To be absolutely certain that the kids are safe, working parents confine kids to the house after school; or they enroll them in an endless series of supervised activities — team sports, dance classes, tuba lessons, drama and art classes, karate and swimming. For sure, some parents are hoping to produce trophy children. But I suspect that many ladle on the heavy scheduling to keep their kids supervised and out of harm’s way.  

Suburban sprawl — if it’s sprawly enough — can also work against kids hanging out outside. When houses are spaced luxuriously far from each other, they have the effect of isolating children. Even when a mom or dad does say, “Go outside,” a kid in such neighborhoods looks around and sees no one.  Playing by yourself or with a brother or sister, even in the most magnificent backyard, isn’t a heck of a lot of fun.

I would have thought that the gated community, such as it is, might solve the problem. Kids would be free to wander within the presumed safety of its perimeter. But the Trayvon Martin-George Zimmerman case proves that such planned developments are far from secure.  

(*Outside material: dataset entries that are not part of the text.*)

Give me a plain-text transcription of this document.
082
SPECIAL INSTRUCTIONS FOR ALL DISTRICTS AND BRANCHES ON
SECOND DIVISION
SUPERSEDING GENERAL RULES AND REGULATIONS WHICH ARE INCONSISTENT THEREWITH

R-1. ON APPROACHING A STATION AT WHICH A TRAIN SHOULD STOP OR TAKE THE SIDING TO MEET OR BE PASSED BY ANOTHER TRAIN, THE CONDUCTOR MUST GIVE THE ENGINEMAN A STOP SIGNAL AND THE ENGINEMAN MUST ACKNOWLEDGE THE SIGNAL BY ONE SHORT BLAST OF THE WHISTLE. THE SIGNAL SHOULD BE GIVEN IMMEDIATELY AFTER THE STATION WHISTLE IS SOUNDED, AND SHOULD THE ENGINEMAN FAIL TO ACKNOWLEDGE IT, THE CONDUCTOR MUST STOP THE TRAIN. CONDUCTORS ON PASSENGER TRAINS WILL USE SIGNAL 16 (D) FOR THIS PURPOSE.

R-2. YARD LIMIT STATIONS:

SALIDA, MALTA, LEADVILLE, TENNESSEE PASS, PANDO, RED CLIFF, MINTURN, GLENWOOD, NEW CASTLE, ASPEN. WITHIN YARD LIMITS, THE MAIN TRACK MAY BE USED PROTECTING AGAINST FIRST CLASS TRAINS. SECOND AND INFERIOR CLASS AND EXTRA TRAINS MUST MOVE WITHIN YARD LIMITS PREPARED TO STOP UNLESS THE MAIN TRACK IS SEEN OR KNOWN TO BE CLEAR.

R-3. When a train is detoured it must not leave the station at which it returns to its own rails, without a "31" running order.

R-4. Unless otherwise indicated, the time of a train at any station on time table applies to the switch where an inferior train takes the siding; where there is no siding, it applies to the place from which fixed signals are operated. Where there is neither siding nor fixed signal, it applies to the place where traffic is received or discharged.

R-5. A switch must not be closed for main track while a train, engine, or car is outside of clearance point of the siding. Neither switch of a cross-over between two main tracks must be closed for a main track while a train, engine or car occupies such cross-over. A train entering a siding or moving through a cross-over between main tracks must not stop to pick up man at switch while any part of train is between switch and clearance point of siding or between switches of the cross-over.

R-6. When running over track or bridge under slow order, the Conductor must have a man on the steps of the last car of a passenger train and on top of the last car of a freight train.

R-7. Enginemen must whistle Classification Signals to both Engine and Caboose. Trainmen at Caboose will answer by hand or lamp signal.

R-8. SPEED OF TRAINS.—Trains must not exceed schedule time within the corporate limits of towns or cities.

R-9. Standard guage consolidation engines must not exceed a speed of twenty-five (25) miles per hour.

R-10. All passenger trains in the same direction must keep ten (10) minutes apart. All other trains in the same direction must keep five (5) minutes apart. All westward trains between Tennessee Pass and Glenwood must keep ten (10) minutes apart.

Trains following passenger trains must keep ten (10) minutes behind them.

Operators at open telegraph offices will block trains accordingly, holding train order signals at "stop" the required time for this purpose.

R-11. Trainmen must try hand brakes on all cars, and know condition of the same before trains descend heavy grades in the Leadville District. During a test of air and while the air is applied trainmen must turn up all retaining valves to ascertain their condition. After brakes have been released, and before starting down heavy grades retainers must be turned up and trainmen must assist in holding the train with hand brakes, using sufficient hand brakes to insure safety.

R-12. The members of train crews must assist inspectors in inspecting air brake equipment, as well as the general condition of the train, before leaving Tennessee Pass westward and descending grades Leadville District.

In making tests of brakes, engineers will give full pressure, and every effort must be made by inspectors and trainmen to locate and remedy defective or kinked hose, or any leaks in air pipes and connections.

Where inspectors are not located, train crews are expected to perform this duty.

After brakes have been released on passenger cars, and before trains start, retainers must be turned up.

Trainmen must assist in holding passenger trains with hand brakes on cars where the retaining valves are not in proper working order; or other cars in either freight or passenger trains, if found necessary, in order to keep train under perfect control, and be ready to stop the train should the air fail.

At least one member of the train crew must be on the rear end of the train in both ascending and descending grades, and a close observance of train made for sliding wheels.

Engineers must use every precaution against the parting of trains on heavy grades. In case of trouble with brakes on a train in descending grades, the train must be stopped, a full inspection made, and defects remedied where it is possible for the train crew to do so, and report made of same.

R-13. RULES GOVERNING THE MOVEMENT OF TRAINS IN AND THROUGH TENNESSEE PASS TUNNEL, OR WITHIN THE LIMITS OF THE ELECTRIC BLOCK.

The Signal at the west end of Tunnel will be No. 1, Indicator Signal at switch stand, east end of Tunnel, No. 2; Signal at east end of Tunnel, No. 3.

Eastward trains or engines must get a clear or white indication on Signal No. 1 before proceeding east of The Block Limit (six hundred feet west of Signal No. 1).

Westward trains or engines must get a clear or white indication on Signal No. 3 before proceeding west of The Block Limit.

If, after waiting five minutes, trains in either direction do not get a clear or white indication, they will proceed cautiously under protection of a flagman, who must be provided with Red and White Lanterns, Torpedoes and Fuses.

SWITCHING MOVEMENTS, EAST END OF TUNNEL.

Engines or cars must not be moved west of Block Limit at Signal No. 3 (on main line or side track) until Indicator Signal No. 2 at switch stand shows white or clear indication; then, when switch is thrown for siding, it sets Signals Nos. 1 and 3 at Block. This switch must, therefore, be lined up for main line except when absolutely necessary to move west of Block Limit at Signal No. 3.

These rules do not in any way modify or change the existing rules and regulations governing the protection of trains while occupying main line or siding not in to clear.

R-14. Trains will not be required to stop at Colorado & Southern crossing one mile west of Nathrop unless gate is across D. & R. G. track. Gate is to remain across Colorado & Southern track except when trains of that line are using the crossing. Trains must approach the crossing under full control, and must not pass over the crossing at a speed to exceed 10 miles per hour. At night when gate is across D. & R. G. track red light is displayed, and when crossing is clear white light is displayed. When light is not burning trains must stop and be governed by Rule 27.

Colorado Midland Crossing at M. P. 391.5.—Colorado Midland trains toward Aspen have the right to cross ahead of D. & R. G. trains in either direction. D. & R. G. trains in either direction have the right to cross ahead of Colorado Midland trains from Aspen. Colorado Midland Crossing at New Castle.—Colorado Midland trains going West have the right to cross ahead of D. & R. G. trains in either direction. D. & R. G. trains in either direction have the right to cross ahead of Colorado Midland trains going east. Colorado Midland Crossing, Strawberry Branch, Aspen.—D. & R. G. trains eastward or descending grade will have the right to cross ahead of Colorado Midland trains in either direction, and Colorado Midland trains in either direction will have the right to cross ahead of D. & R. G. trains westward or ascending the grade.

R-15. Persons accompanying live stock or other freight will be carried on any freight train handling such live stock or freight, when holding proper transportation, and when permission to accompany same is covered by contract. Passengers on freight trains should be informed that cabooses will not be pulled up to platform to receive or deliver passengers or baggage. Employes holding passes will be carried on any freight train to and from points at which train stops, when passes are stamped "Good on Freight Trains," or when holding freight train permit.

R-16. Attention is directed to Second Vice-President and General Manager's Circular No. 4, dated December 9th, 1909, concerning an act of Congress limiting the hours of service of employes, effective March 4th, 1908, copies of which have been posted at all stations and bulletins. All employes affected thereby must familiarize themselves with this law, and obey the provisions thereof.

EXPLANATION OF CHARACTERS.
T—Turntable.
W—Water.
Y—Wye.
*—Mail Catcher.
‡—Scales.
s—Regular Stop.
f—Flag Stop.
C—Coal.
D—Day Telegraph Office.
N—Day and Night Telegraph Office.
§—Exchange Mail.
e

Nostalgia, of course, has colored my perspective. For sure, back in the olden days of my youth, kids got run over by cars. They drowned. There were kidnappers and predators. And some neighbors had their eyes on the street too much — complaining  every time a child ran onto their lawns to catch a ball. But it seems as though we have lost something important for our kids. And it’s not clear how we can get it back.